Biomedical word sense disambiguation (WSD) is an important intermediate task in many natural language processing applications such as named entity recognition, syntactic parsing, and relation extraction. In this paper, we employ knowledge-based approaches that also exploit recent advances in neural word/concept embeddings to improve over the state-of-the-art in biomedical WSD using the public MSH WSD dataset [1] as the test set. Our methods involve weak supervision - we do not use any hand-labeled examples for WSD to build our prediction models; however, we employ an existing concept mapping program, MetaMap, to obtain our concept vectors. Over the MSH WSD dataset, our linear time (in terms of numbers of senses and words in the test instance) method achieves an accuracy of 92.24% which is a 3% improvement over the best known results [2] obtained via unsupervised means. A more expensive approach that we developed relies on a nearest neighbor framework and achieves accuracy of 94.34%, essentially cutting the error rate in half. Employing dense vector representations learned from unlabeled free text has been shown to benefit many language processing tasks recently and our efforts show that biomedical WSD is no exception to this trend. For a complex and rapidly evolving domain such as biomedicine, building labeled datasets for larger sets of ambiguous terms may be impractical. Here, we show that weak supervision that leverages recent advances in representation learning can rival supervised approaches in biomedical WSD. However, external knowledge bases (here sense inventories) play a key role in the improvements achieved.

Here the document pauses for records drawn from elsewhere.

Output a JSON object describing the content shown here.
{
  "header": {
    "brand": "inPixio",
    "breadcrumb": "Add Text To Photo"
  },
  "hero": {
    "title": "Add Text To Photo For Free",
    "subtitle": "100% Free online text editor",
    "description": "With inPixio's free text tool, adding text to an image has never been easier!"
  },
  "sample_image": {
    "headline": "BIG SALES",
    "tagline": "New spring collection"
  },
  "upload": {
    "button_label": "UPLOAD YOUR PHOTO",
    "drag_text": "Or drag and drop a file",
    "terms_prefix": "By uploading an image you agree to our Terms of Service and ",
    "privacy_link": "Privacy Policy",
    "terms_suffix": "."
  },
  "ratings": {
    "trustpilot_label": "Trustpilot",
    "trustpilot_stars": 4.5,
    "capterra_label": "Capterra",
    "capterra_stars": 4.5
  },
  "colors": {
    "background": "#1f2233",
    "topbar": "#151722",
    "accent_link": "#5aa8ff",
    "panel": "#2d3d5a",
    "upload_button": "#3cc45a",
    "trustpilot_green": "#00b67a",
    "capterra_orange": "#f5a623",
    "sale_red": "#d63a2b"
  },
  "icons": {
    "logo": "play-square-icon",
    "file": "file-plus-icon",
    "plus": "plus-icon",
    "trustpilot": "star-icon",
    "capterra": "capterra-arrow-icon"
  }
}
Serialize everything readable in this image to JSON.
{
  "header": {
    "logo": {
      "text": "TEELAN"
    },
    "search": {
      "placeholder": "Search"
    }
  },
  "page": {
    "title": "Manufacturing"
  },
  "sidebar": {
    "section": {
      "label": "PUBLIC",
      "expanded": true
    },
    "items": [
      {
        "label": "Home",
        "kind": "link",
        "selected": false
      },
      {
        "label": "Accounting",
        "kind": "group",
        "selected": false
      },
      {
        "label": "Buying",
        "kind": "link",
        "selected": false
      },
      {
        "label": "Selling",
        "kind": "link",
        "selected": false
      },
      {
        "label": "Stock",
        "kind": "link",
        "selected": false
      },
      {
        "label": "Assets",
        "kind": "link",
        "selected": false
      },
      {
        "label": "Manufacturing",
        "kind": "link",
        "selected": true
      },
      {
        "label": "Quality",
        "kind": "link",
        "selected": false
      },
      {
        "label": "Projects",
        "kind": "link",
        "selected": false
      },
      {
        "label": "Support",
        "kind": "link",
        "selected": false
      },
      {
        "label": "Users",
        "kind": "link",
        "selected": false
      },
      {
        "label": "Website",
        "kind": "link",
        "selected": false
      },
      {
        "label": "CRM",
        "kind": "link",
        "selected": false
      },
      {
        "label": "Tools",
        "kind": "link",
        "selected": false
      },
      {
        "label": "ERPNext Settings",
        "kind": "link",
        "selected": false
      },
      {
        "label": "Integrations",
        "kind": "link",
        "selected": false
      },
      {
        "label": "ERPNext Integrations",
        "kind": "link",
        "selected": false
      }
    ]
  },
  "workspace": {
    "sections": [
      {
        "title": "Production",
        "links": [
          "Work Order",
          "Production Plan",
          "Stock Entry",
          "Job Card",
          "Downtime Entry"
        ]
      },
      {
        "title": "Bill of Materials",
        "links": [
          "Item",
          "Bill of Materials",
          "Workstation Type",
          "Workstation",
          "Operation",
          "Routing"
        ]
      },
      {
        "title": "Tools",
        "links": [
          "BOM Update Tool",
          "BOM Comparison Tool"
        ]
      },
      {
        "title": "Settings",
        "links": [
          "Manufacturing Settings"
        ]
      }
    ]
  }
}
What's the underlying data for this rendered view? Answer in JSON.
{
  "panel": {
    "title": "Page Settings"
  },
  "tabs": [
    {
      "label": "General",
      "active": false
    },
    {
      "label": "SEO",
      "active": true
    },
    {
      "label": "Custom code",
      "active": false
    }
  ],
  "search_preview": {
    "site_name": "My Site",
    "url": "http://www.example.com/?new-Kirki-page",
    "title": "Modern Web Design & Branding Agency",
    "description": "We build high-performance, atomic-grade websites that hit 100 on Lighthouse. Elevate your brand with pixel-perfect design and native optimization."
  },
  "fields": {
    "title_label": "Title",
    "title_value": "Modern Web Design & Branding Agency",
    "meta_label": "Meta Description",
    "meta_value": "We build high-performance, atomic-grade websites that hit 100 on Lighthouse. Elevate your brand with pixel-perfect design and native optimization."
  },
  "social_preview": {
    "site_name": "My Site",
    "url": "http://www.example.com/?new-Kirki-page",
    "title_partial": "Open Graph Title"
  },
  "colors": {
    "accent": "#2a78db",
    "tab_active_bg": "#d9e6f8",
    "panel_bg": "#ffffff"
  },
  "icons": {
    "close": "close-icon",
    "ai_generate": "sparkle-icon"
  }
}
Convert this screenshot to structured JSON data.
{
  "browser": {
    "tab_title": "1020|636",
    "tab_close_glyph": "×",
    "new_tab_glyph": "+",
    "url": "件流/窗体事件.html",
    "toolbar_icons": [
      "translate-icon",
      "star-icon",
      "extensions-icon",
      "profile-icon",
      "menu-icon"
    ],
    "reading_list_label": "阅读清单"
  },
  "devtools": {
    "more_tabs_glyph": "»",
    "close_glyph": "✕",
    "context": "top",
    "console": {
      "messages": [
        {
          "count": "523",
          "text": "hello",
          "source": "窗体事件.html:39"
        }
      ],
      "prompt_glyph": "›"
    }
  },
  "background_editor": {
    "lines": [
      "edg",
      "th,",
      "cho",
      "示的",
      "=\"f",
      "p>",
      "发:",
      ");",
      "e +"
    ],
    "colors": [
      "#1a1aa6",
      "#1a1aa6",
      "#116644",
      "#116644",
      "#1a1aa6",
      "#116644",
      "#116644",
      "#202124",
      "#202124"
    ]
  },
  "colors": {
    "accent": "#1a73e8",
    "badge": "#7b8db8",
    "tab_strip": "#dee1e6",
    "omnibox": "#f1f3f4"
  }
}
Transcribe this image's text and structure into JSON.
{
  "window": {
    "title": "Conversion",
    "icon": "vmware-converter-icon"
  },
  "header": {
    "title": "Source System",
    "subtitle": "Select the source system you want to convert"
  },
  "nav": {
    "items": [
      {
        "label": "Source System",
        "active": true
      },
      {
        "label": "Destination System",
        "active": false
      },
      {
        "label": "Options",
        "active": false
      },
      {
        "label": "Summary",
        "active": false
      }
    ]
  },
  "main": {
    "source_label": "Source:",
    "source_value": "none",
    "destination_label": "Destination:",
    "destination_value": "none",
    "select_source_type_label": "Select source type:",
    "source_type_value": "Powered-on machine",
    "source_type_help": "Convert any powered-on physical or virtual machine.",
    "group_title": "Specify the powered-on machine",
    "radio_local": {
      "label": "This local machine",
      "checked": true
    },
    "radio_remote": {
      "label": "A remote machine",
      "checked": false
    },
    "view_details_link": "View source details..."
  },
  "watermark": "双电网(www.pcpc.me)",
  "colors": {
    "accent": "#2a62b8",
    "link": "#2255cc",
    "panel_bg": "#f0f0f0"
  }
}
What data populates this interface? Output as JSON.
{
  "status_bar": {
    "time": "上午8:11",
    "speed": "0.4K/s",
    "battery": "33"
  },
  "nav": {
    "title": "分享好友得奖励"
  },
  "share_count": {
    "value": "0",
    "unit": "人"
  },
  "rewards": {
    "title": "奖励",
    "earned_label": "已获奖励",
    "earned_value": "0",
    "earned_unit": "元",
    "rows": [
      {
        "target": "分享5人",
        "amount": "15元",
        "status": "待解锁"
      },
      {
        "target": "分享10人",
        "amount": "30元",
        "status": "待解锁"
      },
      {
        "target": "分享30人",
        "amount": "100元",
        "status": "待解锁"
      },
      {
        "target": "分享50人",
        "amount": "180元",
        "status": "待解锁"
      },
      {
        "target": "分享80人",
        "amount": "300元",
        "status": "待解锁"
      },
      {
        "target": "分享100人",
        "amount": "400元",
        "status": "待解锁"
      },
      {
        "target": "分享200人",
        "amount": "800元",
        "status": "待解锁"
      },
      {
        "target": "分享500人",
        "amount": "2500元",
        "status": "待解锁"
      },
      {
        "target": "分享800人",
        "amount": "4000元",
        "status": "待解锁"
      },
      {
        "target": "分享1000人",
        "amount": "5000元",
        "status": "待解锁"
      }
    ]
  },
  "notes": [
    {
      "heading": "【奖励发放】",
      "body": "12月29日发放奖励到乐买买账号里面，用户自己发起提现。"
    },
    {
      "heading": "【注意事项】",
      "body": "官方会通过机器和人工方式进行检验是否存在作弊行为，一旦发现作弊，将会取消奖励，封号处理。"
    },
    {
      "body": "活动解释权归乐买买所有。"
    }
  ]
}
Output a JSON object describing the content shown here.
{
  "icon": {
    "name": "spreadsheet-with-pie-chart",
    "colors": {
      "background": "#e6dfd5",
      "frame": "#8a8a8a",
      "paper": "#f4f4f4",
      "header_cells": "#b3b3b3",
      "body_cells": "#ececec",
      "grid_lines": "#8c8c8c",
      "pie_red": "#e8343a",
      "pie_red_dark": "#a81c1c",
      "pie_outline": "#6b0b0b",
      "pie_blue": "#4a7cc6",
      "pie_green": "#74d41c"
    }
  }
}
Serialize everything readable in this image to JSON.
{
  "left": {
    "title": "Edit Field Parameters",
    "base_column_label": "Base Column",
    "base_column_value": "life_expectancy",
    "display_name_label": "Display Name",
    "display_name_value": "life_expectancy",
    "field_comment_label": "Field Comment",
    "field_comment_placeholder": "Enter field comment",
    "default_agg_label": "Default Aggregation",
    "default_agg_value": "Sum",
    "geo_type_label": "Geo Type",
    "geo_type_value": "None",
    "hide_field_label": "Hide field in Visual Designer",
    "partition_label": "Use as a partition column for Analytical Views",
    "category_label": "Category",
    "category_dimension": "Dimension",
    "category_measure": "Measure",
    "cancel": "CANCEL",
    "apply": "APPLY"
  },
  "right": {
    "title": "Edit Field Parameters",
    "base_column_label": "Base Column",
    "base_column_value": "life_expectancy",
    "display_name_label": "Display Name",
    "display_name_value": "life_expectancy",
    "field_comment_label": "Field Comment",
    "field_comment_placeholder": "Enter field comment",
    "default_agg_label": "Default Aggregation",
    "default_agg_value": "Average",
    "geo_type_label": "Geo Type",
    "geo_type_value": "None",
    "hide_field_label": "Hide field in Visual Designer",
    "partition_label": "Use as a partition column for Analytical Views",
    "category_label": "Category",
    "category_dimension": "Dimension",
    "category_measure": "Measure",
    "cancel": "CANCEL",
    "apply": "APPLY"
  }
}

生物医学词义消歧(WSD)是命名实体识别、句法分析和关系提取等许多自然语言处理应用中的一项重要中间任务。在本文中,我们采用了基于知识的方法,并利用神经词/概念嵌入的最新进展,以公共 MSH WSD 数据集 [1] 作为测试集,改进了生物医学 WSD 的先进水平。我们的方法涉及弱监督--我们不使用任何手工标记的 WSD 示例来建立预测模型;但是,我们使用现有的概念映射程序 MetaMap 来获取概念向量。在 MSH WSD 数据集上,我们的线性时间(以测试实例中的感官和单词数量计算)方法实现了 92.24% 的准确率,比通过无监督方法获得的最佳已知结果[2]提高了 3%。我们开发的一种更昂贵的方法依赖于近邻框架,准确率达到 94.34%,基本上将错误率降低了一半。从无标注的自由文本中学习到的密集向量表示最近已被证明有利于许多语言处理任务,我们的努力表明生物医学 WSD 也不例外。对于像生物医学这样复杂且快速发展的领域,为较大的模糊术语集建立标记数据集可能并不现实。在这里,我们展示了利用表征学习的最新进展进行的弱监督可以与生物医学 WSD 中的监督方法相媲美。然而,外部知识库(此处为感官清单)在实现改进方面发挥了关键作用。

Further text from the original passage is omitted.